The little white flowers were very sweet, but they had such a long name that Honey Bunch never tried to say it.
Up and down among the flower beds went Honey Bunch with her little, blunt-pointed scissors, and snip! snip! went the scissors. The ferns Honey Bunch spread out on the grass and as fast as she cut a flower she put it down. She knew they would keep fresh longer if laid on the cool, moist earth and not carried in her warm hands.
“Good morning, Mr. Redbreast!” said Honey Bunch politely, speaking to a fat robin who was hunting for worms under the rose bushes.
He was a very stout little robin, and his vest was just as red as a vest could be. His black eyes were very bright. He looked at Honey Bunch as though he wanted to say, “Good morning,” too.
“Ida would dig up a worm for you, but she isn’t here,” said Honey Bunch. “And I would rather not, if you don’t mind.”
Ida Camp dug up worms for the robins to eat. She liked to turn over the earth with her little garden spade and then see the birds snatch the worms that came wriggling out. But Honey Bunch, although she did not like the wriggling worms and thought them very ugly indeed, could not dig up a worm for a robin to eat. She would have felt sorry for the worm long after he had been eaten.

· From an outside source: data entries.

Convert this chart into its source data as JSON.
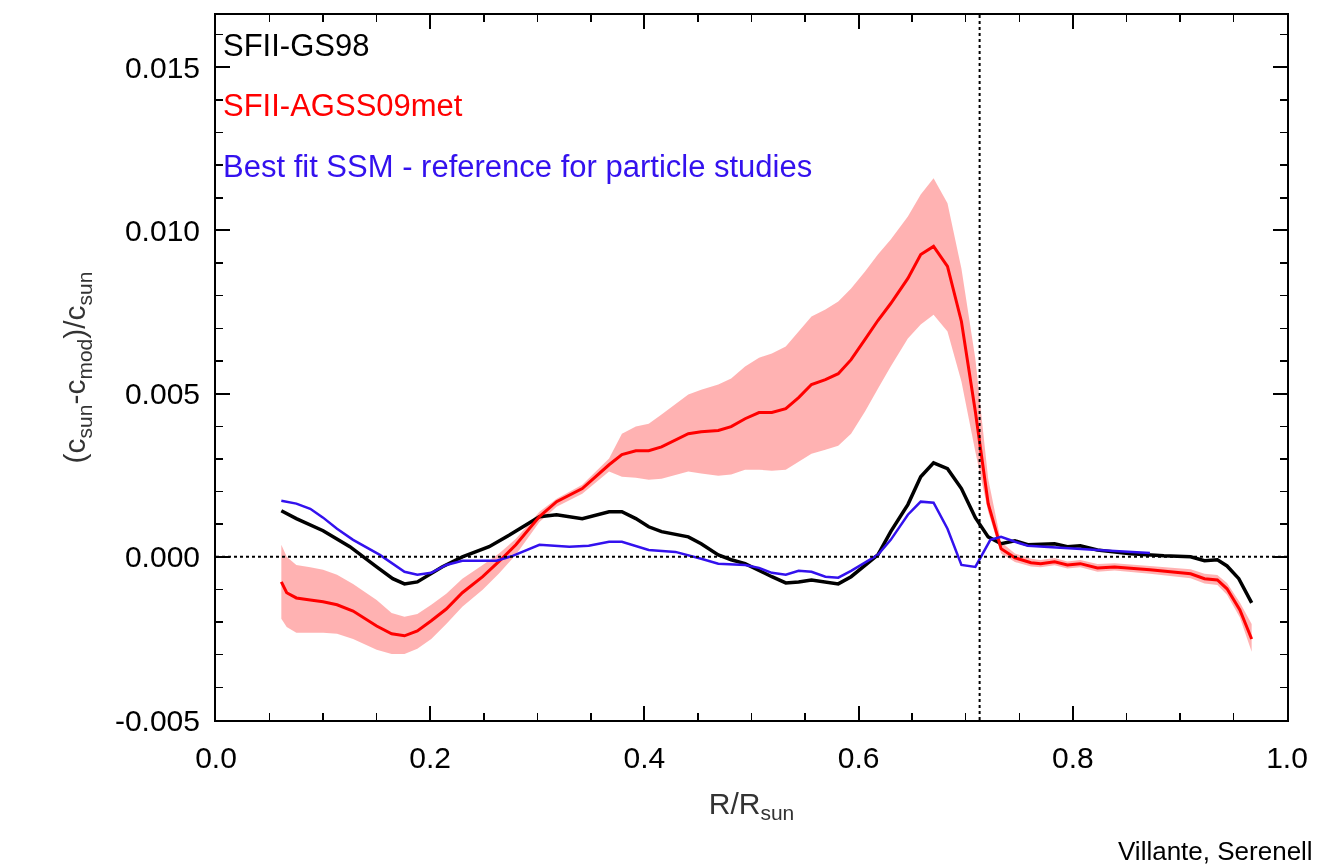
{
  "chart_data": {
    "type": "line",
    "xlabel": "R/R$_{sun}$",
    "ylabel": "(c$_{sun}$-c$_{mod}$)/c$_{sun}$",
    "legend": "top left",
    "xlim": [
      0,
      1.0
    ],
    "ylim": [
      -0.005,
      0.0166
    ],
    "xticks": [
      {
        "value": 0,
        "label": "0.0"
      },
      {
        "value": 0.05,
        "label": null
      },
      {
        "value": 0.1,
        "label": null
      },
      {
        "value": 0.15,
        "label": null
      },
      {
        "value": 0.2,
        "label": "0.2"
      },
      {
        "value": 0.25,
        "label": null
      },
      {
        "value": 0.3,
        "label": null
      },
      {
        "value": 0.35,
        "label": null
      },
      {
        "value": 0.4,
        "label": "0.4"
      },
      {
        "value": 0.45,
        "label": null
      },
      {
        "value": 0.5,
        "label": null
      },
      {
        "value": 0.55,
        "label": null
      },
      {
        "value": 0.6,
        "label": "0.6"
      },
      {
        "value": 0.65,
        "label": null
      },
      {
        "value": 0.7,
        "label": null
      },
      {
        "value": 0.75,
        "label": null
      },
      {
        "value": 0.8,
        "label": "0.8"
      },
      {
        "value": 0.85,
        "label": null
      },
      {
        "value": 0.9,
        "label": null
      },
      {
        "value": 0.95,
        "label": null
      },
      {
        "value": 1.0,
        "label": "1.0"
      }
    ],
    "yticks": [
      {
        "value": -0.005,
        "label": "-0.005"
      },
      {
        "value": -0.004,
        "label": null
      },
      {
        "value": -0.003,
        "label": null
      },
      {
        "value": -0.002,
        "label": null
      },
      {
        "value": -0.001,
        "label": null
      },
      {
        "value": 0,
        "label": "0.000"
      },
      {
        "value": 0.001,
        "label": null
      },
      {
        "value": 0.002,
        "label": null
      },
      {
        "value": 0.003,
        "label": null
      },
      {
        "value": 0.004,
        "label": null
      },
      {
        "value": 0.005,
        "label": "0.005"
      },
      {
        "value": 0.006,
        "label": null
      },
      {
        "value": 0.007,
        "label": null
      },
      {
        "value": 0.008,
        "label": null
      },
      {
        "value": 0.009,
        "label": null
      },
      {
        "value": 0.01,
        "label": "0.010"
      },
      {
        "value": 0.011,
        "label": null
      },
      {
        "value": 0.012,
        "label": null
      },
      {
        "value": 0.013,
        "label": null
      },
      {
        "value": 0.014,
        "label": null
      },
      {
        "value": 0.015,
        "label": "0.015"
      },
      {
        "value": 0.016,
        "label": null
      }
    ],
    "ref_lines": [
      {
        "axis": "x",
        "value": 0.713,
        "color": "#000000",
        "line_style": "dotted"
      },
      {
        "axis": "y",
        "value": 0,
        "color": "#000000",
        "line_style": "dotted"
      }
    ],
    "annotations": [
      "Villante, Serenell"
    ],
    "series": [
      {
        "name": "SFII-GS98",
        "color": "#000000",
        "x": [
          0.061,
          0.075,
          0.1,
          0.125,
          0.15,
          0.165,
          0.176,
          0.188,
          0.211,
          0.23,
          0.255,
          0.274,
          0.302,
          0.318,
          0.342,
          0.367,
          0.379,
          0.392,
          0.404,
          0.416,
          0.441,
          0.453,
          0.469,
          0.481,
          0.494,
          0.519,
          0.532,
          0.544,
          0.556,
          0.581,
          0.593,
          0.618,
          0.63,
          0.646,
          0.658,
          0.67,
          0.683,
          0.696,
          0.709,
          0.721,
          0.733,
          0.746,
          0.758,
          0.783,
          0.795,
          0.807,
          0.823,
          0.854,
          0.885,
          0.91,
          0.923,
          0.935,
          0.944,
          0.955,
          0.967
        ],
        "values": [
          0.00141,
          0.00117,
          0.0008,
          0.00031,
          -0.00031,
          -0.00067,
          -0.00083,
          -0.00077,
          -0.00031,
          0,
          0.00031,
          0.00067,
          0.00123,
          0.00129,
          0.00117,
          0.00138,
          0.00138,
          0.00117,
          0.00092,
          0.00077,
          0.00061,
          0.0004,
          6e-05,
          -9e-05,
          -0.00021,
          -0.00061,
          -0.0008,
          -0.00077,
          -0.00071,
          -0.00083,
          -0.00061,
          6e-05,
          0.00077,
          0.0016,
          0.00245,
          0.00288,
          0.0027,
          0.00209,
          0.0012,
          0.00061,
          0.0004,
          0.00049,
          0.00037,
          0.0004,
          0.00031,
          0.00034,
          0.00021,
          9e-05,
          3e-05,
          0,
          -0.00012,
          -9e-05,
          -0.00028,
          -0.00067,
          -0.00141
        ]
      },
      {
        "name": "SFII-AGSS09met",
        "color": "#ff0000",
        "x": [
          0.061,
          0.066,
          0.075,
          0.088,
          0.1,
          0.113,
          0.128,
          0.15,
          0.164,
          0.176,
          0.188,
          0.201,
          0.215,
          0.23,
          0.249,
          0.264,
          0.28,
          0.302,
          0.318,
          0.342,
          0.367,
          0.379,
          0.392,
          0.404,
          0.416,
          0.441,
          0.453,
          0.469,
          0.481,
          0.494,
          0.507,
          0.519,
          0.532,
          0.544,
          0.556,
          0.569,
          0.581,
          0.593,
          0.606,
          0.618,
          0.63,
          0.646,
          0.658,
          0.67,
          0.683,
          0.696,
          0.709,
          0.721,
          0.733,
          0.746,
          0.761,
          0.77,
          0.783,
          0.795,
          0.807,
          0.823,
          0.839,
          0.872,
          0.91,
          0.923,
          0.935,
          0.944,
          0.956,
          0.967
        ],
        "values": [
          -0.00077,
          -0.0011,
          -0.00126,
          -0.00132,
          -0.00138,
          -0.00147,
          -0.00166,
          -0.00212,
          -0.00236,
          -0.00242,
          -0.00227,
          -0.00196,
          -0.0016,
          -0.0011,
          -0.00061,
          -0.00015,
          0.00037,
          0.00123,
          0.00169,
          0.00209,
          0.00282,
          0.00313,
          0.00325,
          0.00325,
          0.00337,
          0.00377,
          0.00383,
          0.00387,
          0.00399,
          0.00423,
          0.00442,
          0.00442,
          0.00454,
          0.00488,
          0.00528,
          0.00543,
          0.00561,
          0.00604,
          0.00666,
          0.00724,
          0.00776,
          0.00853,
          0.00926,
          0.00951,
          0.0089,
          0.00721,
          0.00445,
          0.00163,
          0.00025,
          -3e-05,
          -0.00018,
          -0.00021,
          -0.00015,
          -0.00025,
          -0.00021,
          -0.00034,
          -0.00031,
          -0.0004,
          -0.00052,
          -0.00067,
          -0.00071,
          -0.00098,
          -0.00163,
          -0.00252
        ],
        "upper": [
          0.00037,
          0,
          -0.00025,
          -0.00032,
          -0.0004,
          -0.00055,
          -0.00083,
          -0.00132,
          -0.00172,
          -0.00184,
          -0.00175,
          -0.00147,
          -0.00113,
          -0.00067,
          -0.00025,
          9e-05,
          0.00055,
          0.00138,
          0.00178,
          0.00221,
          0.00301,
          0.00377,
          0.00399,
          0.00408,
          0.00436,
          0.00497,
          0.00512,
          0.00528,
          0.00546,
          0.00583,
          0.0061,
          0.00623,
          0.00644,
          0.0069,
          0.00736,
          0.00758,
          0.00782,
          0.00822,
          0.00874,
          0.00926,
          0.00972,
          0.01043,
          0.0111,
          0.0116,
          0.01083,
          0.00883,
          0.00607,
          0.00239,
          0.00045,
          0.0001,
          -6e-05,
          -0.0001,
          -4e-05,
          -0.00014,
          -0.0001,
          -0.00022,
          -0.0002,
          -0.00028,
          -0.00038,
          -0.00052,
          -0.00056,
          -0.0008,
          -0.0014,
          -0.00206
        ],
        "lower": [
          -0.0019,
          -0.00215,
          -0.00233,
          -0.00233,
          -0.00233,
          -0.00236,
          -0.00252,
          -0.00285,
          -0.00298,
          -0.00298,
          -0.00282,
          -0.00252,
          -0.00206,
          -0.00153,
          -0.00101,
          -0.00052,
          6e-05,
          0.00107,
          0.00153,
          0.00193,
          0.00261,
          0.00245,
          0.00242,
          0.00236,
          0.00239,
          0.00261,
          0.00255,
          0.00248,
          0.00252,
          0.00267,
          0.00267,
          0.00264,
          0.00267,
          0.00291,
          0.00316,
          0.00328,
          0.0034,
          0.00377,
          0.00445,
          0.00515,
          0.00583,
          0.00669,
          0.00712,
          0.00742,
          0.0069,
          0.00537,
          0.00322,
          0.00138,
          0.0001,
          -0.00016,
          -0.0003,
          -0.00032,
          -0.00026,
          -0.00036,
          -0.00032,
          -0.00046,
          -0.00042,
          -0.00052,
          -0.00066,
          -0.00082,
          -0.00086,
          -0.00116,
          -0.00186,
          -0.00291
        ]
      },
      {
        "name": "Best fit SSM - reference for particle studies",
        "color": "#3311ee",
        "x": [
          0.061,
          0.075,
          0.088,
          0.1,
          0.113,
          0.128,
          0.153,
          0.176,
          0.188,
          0.201,
          0.215,
          0.23,
          0.262,
          0.277,
          0.302,
          0.33,
          0.348,
          0.367,
          0.379,
          0.404,
          0.429,
          0.453,
          0.469,
          0.494,
          0.507,
          0.519,
          0.532,
          0.544,
          0.556,
          0.569,
          0.581,
          0.593,
          0.618,
          0.63,
          0.646,
          0.658,
          0.67,
          0.683,
          0.696,
          0.709,
          0.723,
          0.733,
          0.746,
          0.758,
          0.823,
          0.872
        ],
        "values": [
          0.00172,
          0.00163,
          0.00147,
          0.0012,
          0.00086,
          0.00052,
          6e-05,
          -0.00046,
          -0.00055,
          -0.00049,
          -0.00025,
          -0.00012,
          -0.00012,
          3e-05,
          0.00037,
          0.00031,
          0.00034,
          0.00046,
          0.00046,
          0.00021,
          0.00015,
          -6e-05,
          -0.00021,
          -0.00025,
          -0.00034,
          -0.00049,
          -0.00055,
          -0.00043,
          -0.00046,
          -0.00061,
          -0.00064,
          -0.00043,
          6e-05,
          0.00052,
          0.00129,
          0.00169,
          0.00166,
          0.00086,
          -0.00025,
          -0.00031,
          0.00052,
          0.00061,
          0.00046,
          0.00034,
          0.00021,
          0.00012
        ]
      }
    ]
  }
}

Mr. Redbreast, however, seemed able to get his own worms that morning, and Honey Bunch was so interested in seeing him pull up a long worm, bracing his little body and pulling with all his might, that she quite forgot Lady Clare sunning herself on the fence.

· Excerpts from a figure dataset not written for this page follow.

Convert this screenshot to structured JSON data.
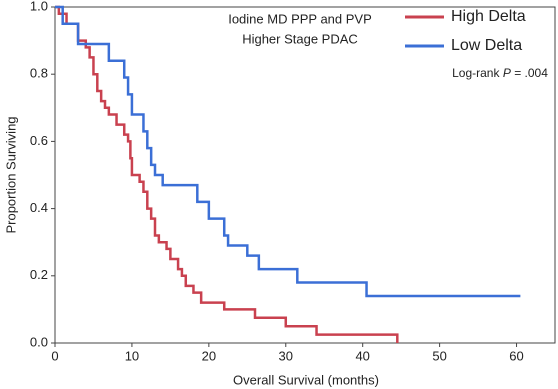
{
  "chart_data": {
    "type": "step",
    "title": [
      "Iodine MD PPP and PVP",
      "Higher Stage PDAC"
    ],
    "annotation": {
      "prefix": "Log-rank",
      "italic": "P",
      "suffix": "= .004"
    },
    "xlabel": "Overall Survival (months)",
    "ylabel": "Proportion Surviving",
    "xlim": [
      0,
      65
    ],
    "ylim": [
      0,
      1
    ],
    "xticks": [
      0,
      10,
      20,
      30,
      40,
      50,
      60
    ],
    "yticks": [
      {
        "value": 0,
        "label": "0.0"
      },
      0.2,
      0.4,
      0.6,
      0.8,
      {
        "value": 1,
        "label": "1.0"
      }
    ],
    "legend": "upper right",
    "series": [
      {
        "name": "High Delta",
        "color": "#c9414f",
        "x": [
          0,
          0.5,
          1.5,
          3,
          4,
          4.5,
          5,
          5.5,
          6,
          6.5,
          7,
          8,
          9,
          9.5,
          9.8,
          10,
          11,
          11.5,
          12,
          12.5,
          13,
          13.5,
          14.5,
          15,
          16,
          16.5,
          17,
          18,
          19,
          22,
          26,
          30,
          34,
          44.5
        ],
        "values": [
          1,
          0.98,
          0.95,
          0.9,
          0.88,
          0.85,
          0.8,
          0.75,
          0.72,
          0.7,
          0.68,
          0.65,
          0.62,
          0.6,
          0.55,
          0.5,
          0.48,
          0.45,
          0.4,
          0.37,
          0.32,
          0.3,
          0.28,
          0.25,
          0.22,
          0.2,
          0.17,
          0.15,
          0.12,
          0.1,
          0.075,
          0.05,
          0.025,
          0
        ]
      },
      {
        "name": "Low Delta",
        "color": "#3b6fd6",
        "x": [
          0,
          1,
          3,
          7,
          9,
          9.5,
          10,
          11.5,
          12,
          12.5,
          13,
          14,
          18.5,
          20,
          22,
          22.5,
          25,
          26.5,
          31.5,
          40.5,
          60.5
        ],
        "values": [
          1,
          0.95,
          0.89,
          0.84,
          0.79,
          0.74,
          0.68,
          0.63,
          0.58,
          0.53,
          0.5,
          0.47,
          0.42,
          0.37,
          0.32,
          0.29,
          0.26,
          0.22,
          0.18,
          0.14,
          0.14
        ]
      }
    ]
  }
}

Suddenly there was a flash of something black through the garden as the cat sprang down from the fence and seemed to sail across the flower beds, straight for Mr. Redbreast. With one frightened cry, the bird flew away. Lady Clare sat down, looking rather foolish.
“You’re a bad, wicked cat!” scolded Honey Bunch. “Now Mr. Redbreast didn’t get his breakfast. The worm went back into the hole. I should think you’d be ashamed of yourself, scaring a little bird, Lady Clare.”
Lady Clare half closed her green eyes. She was sorry she had not caught the robin, but perhaps she thought she might have better luck the next time.
“I s’pose you can’t help it,” said Honey Bunch, more kindly. “Daddy says it is natural for you to try to catch birds. ’Scuse me, Lady Clare, if I hurt your feelings.” And Honey Bunch stroked the cat who purred loudly.
“Where is my bouquet?” called Daddy Morton, coming out on the back porch with his hat on and his brief case in one hand. He was all ready to go down to the office. “I thought I was to have a bunch of flowers this morning for my little lame friend.”